REPUBLIKA.CO.ID, JAKARTA -- Wakil Ketua Komisi IV DPR Herman Khaeron menilai sejumlah kebijakan dan program yang dilakukan Kementerian Pertanian (Kementan) saat ini tidak jauh berbeda dengan pemerintahan sebelumnya.
Herman menyoroti program swasembada yang menurutnya belum jelas seperti apa implementasinya di lapangan. Data produksi beras merupakan hal penting dalam mewujudkan program ini, namun hal itu dinilai belum dimiliki pemerintah saat ini.
"Data pulau saja tidak pernah fix, apalagi produksi beras," ujarnya dalam diskusi bertajuk "Politik Beras di Era Pemerintahan Jokowi-JK" di Gedung KAHMI Center, Kebayoran Baru, Jakarta Selatan, Jumat (27/3). Meski kerap terjadinya fluktuatif harga beras, Herman enggan menuding telah adanya Mafia atau Kartel dibalik gunjang-ganjing harga beras.
"Di Indonesia tidak ada mafia dan kartel beras tapi spekulan. Spekulan muncul akibat adanya ruang spekulasi yang dibuat pemerintah," tegasnya. Ia mengatakan kemunculan spekulan lantaran tidak adanya faktor legitimasi yang jelas terakit persoalan ini.
Herman mencontohkan seperti yang terjadi pada kurun waktu November hingga Januari kemarin, dimana tidak adanya raskin mengingat sudah dikeluarkan pemerintah pada beberapa bulan sebelumnya sebagai antisipasi melonjaknya harga beras akibat naiknya harga BBM pada tahun lalu. Dengan demikian konsumen raskin beralih ke pasar dimana para pedangan tentu sesuai teori dagang akan menaikan harga beras.
Bulog pun, kata dia, tidak bisa disalahkan mengingat saat itu tengah terjadi periode pergantian kepemimpinan.
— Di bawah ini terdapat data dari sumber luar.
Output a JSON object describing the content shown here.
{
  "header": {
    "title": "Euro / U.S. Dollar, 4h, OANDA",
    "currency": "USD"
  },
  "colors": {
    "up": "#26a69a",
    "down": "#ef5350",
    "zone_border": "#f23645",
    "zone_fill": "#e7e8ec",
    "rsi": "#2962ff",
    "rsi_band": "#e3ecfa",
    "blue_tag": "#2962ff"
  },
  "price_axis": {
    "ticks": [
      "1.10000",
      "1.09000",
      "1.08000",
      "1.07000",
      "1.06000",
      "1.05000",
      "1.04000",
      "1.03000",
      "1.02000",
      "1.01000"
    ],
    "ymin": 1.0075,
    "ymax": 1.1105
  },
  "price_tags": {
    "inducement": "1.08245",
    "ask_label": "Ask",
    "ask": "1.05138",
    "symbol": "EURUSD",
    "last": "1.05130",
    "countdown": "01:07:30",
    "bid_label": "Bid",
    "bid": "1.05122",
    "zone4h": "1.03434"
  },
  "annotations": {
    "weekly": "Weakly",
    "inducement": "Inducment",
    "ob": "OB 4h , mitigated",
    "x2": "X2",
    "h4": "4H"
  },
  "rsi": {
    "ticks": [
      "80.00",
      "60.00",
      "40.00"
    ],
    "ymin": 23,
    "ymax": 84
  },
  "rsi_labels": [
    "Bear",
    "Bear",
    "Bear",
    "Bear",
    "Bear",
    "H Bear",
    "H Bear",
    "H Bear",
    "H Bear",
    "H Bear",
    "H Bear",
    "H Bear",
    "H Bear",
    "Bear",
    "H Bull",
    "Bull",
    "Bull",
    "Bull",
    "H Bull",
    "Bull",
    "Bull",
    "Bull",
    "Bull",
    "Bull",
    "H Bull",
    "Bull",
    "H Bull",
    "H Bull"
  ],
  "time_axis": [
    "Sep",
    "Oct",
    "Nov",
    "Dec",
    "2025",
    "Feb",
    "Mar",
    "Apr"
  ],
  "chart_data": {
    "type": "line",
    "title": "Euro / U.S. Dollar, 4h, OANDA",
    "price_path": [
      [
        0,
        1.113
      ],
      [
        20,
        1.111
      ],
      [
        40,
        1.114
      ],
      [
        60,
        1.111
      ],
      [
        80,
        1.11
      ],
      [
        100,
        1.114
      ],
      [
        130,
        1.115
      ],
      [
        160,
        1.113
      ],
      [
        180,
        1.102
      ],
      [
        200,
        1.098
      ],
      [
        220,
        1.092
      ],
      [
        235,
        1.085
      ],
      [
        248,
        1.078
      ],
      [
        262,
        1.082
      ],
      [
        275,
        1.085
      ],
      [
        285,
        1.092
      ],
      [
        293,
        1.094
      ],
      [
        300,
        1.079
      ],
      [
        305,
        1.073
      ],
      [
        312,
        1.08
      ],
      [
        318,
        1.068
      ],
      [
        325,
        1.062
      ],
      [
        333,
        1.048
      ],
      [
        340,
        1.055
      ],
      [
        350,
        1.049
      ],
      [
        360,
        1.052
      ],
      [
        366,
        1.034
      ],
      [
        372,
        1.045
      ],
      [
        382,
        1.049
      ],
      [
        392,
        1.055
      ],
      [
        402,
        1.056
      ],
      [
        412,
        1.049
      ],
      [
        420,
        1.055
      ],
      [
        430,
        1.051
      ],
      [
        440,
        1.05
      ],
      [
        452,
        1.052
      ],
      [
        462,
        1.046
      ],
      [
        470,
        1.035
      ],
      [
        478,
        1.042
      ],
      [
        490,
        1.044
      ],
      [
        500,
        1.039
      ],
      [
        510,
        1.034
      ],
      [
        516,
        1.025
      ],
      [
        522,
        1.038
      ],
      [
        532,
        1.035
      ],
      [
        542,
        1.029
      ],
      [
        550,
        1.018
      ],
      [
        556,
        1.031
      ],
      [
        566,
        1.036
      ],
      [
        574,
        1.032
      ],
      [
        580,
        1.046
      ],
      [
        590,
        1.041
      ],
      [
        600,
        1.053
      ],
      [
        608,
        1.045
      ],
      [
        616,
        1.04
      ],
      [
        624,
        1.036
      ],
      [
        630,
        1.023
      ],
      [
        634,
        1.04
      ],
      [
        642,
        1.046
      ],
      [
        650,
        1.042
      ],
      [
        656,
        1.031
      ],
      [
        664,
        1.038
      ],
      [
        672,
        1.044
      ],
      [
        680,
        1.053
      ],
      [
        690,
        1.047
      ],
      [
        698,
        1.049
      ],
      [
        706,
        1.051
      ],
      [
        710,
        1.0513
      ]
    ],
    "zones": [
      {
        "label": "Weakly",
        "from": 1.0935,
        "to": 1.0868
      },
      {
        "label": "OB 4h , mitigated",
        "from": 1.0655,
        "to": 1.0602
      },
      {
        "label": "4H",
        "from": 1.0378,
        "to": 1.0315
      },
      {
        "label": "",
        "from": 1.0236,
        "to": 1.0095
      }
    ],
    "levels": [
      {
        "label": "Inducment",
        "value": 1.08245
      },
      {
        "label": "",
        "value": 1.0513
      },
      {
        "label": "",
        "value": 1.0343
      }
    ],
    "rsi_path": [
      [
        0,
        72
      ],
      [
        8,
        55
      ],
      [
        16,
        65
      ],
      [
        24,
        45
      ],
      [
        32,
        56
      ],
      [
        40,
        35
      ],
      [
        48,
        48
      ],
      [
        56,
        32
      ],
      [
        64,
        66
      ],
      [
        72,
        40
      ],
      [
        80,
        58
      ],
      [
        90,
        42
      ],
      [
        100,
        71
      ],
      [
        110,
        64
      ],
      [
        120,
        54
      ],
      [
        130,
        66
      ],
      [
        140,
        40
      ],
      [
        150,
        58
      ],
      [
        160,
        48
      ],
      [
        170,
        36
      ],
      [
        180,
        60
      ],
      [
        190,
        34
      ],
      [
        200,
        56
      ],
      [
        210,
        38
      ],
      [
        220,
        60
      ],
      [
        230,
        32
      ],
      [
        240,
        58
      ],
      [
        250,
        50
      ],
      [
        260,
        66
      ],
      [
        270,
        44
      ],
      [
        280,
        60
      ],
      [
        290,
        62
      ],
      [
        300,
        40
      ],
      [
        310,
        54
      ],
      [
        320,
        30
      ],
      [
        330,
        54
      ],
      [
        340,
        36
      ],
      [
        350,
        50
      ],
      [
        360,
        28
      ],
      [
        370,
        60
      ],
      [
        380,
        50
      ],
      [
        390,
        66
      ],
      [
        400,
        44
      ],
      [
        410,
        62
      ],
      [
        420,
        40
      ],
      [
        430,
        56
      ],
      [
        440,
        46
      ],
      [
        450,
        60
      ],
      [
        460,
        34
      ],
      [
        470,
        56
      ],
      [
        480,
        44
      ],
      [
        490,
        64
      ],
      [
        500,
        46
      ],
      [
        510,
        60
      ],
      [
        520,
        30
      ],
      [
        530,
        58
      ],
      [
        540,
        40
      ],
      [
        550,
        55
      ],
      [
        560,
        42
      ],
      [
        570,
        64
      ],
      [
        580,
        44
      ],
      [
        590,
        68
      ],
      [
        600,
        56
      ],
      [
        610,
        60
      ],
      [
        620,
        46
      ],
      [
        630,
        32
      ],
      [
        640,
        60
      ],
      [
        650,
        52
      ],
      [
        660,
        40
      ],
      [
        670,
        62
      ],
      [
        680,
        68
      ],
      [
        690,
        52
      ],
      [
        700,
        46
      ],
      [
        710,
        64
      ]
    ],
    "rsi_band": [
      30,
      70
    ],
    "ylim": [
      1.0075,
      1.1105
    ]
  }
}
Untuk itu, ia meminta pemerintah menjelaskan dengan terperinci terkait produksi, distribusi, serta konsumsi yang dibutuhkan masyarakat Indonesia terkait beras.
Ia juga menyayangkan perubahan alih fungsi sawah yang setiap tahunnya mencapai angka 100 ribu hektar dengan banyaknya sistem irigasi yang terpotong, ditambah tidak adanya lahan-lahan baru.
Terkait Instruksi Presiden No 5 Tahun 2012 tentang kebijakan pengadaan gabah/beras dan penyaluran beras oleh pemerintah, Herman menegaskan Bulog bukanlah regulator sehingga tidak bisa disalahkan sepenuhnya atas ketidakstabilan harga beras di pasaran. Kecuali jika ada beras yang kualitasnya buruk Bulog boleh disalahkan, lanjutnya.